Not wanting to be left behind, the UK Treasury has also announced their intention for the UK to become a “global cryptocurrency hub.” While details are scarce, some initial initiatives include “legislation to create a ‘financial market infrastructure sandbox’ to help firms innovate, to be implemented by the Financial Conduct Authority (FCA) in May 2022. A 2-day ‘CryptoSprint’ event led by the FCA/Financial Conduct Authority in May 2022, and an NFT engagement group with the Royal Mint to work more closely with industry. “
Finally, the Markets in Crypto Assets (MiCA/Markets in Crypto Assets) proposal is being vetted through various working groups of the European Parliament. While the actual wording of the proposal is under constant review, if it continues to progress, it will eventually be reviewed by the Parliament, the European Commission and the European Commission in order to provide a unified regulatory framework for digital assets in the EU.
Governments Approach New Technology Differently
Each government will take a slightly different approach depending on its domestic political structure, the extent to which the digital asset industry is developing within its jurisdiction, and other policy requirements.
The approach may take time to develop, or it may evolve over time. The process is no different from all previous waves of technological change.
Railroads went through a round of legislative efforts in the 1840s in England to improve safety standards for train cars and lines. So did automobile safety in the United States, made possible in part by Ralph Nader’s efforts in the 1960s.
The most recent major wave of technology, the Internet, is still playing out to this day. There is one aspect of Internet governance, data protection and privacy that has been handled very differently in the United States. That is, there is no federal digital privacy legislation to correspond to the European Union and its General Data Protection Regulation and Directive (GDPR/ General Daa Proection Reglaion and Directive). Of course, this legislation did not happen overnight – it took two years to develop and implement the GDPR.

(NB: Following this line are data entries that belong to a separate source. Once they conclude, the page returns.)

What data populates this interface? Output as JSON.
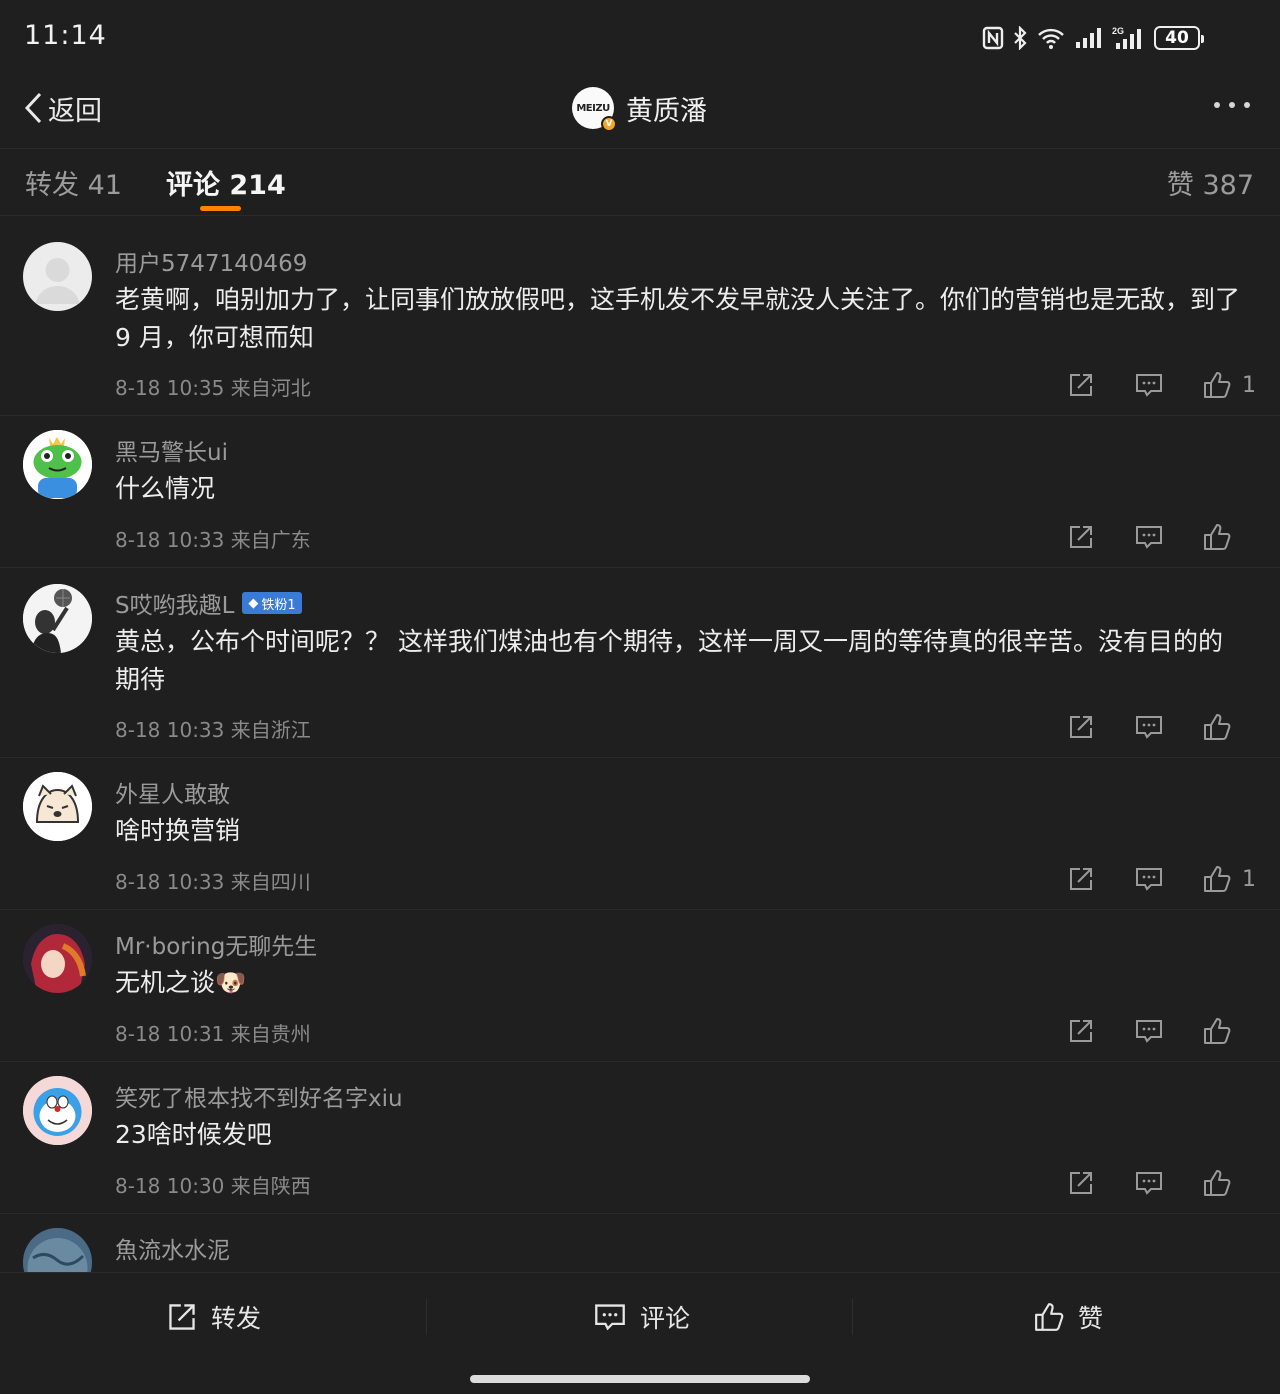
{
  "status": {
    "time": "11:14",
    "battery": "40",
    "network": "2G"
  },
  "nav": {
    "back_label": "返回",
    "avatar_text": "MEIZU",
    "verified": "V",
    "title": "黄质潘"
  },
  "tabs": [
    {
      "label": "转发 41"
    },
    {
      "label": "评论 214"
    },
    {
      "label": "赞 387"
    }
  ],
  "comments": [
    {
      "name": "用户5747140469",
      "text": "老黄啊，咱别加力了，让同事们放放假吧，这手机发不发早就没人关注了。你们的营销也是无敌，到了 9 月，你可想而知",
      "meta": "8-18 10:35 来自河北",
      "likes": "1"
    },
    {
      "name": "黑马警长ui",
      "text": "什么情况",
      "meta": "8-18 10:33 来自广东",
      "likes": ""
    },
    {
      "name": "S哎哟我趣L",
      "badge": "铁粉1",
      "text": "黄总，公布个时间呢？？ 这样我们煤油也有个期待，这样一周又一周的等待真的很辛苦。没有目的的期待",
      "meta": "8-18 10:33 来自浙江",
      "likes": ""
    },
    {
      "name": "外星人敢敢",
      "text": "啥时换营销",
      "meta": "8-18 10:33 来自四川",
      "likes": "1"
    },
    {
      "name": "Mr·boring无聊先生",
      "text": "无机之谈🐶",
      "meta": "8-18 10:31 来自贵州",
      "likes": ""
    },
    {
      "name": "笑死了根本找不到好名字xiu",
      "text": "23啥时候发吧",
      "meta": "8-18 10:30 来自陕西",
      "likes": ""
    },
    {
      "name": "魚流水水泥"
    }
  ],
  "bottom": {
    "repost": "转发",
    "comment": "评论",
    "like": "赞"
  },
  "colors": {
    "accent": "#ff8200",
    "background": "#1f1f1f",
    "fan_badge": "#3a7bd5",
    "verified": "#f5a623"
  }
}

Another example can be seen in the way speech is regulated online. Section 230 of the US Commnications Decency Act (CDA) provides a safe haven for online service providers from liability related to the actions of their users on their platforms. This was implemented in the 1990s and is part of the reason why many social media companies are located in the United States. This is also in contrast to the EU Digital Services Act, a relatively new initiative that will only be introduced in the EU institutions in 2024 – some 30 years after the advent of the commercial Internet.
The digital asset industry can have many homes
For years, the recurring question about digital assets has been, “What would happen if the ‘government’ banned it?” . As it turns out, there are a lot of governments in the world – but none of them can choose how to use new technologies globally.
This is especially true for open-source software, which runs in the Internet world.
Not only have many governments not banned digital assets, they are now vying to become “homes” for companies using this technology.
Governments that manage to strike the right balance between policy measures will usher in a new wave of technological change – including the jobs, taxes and well-being that come with it.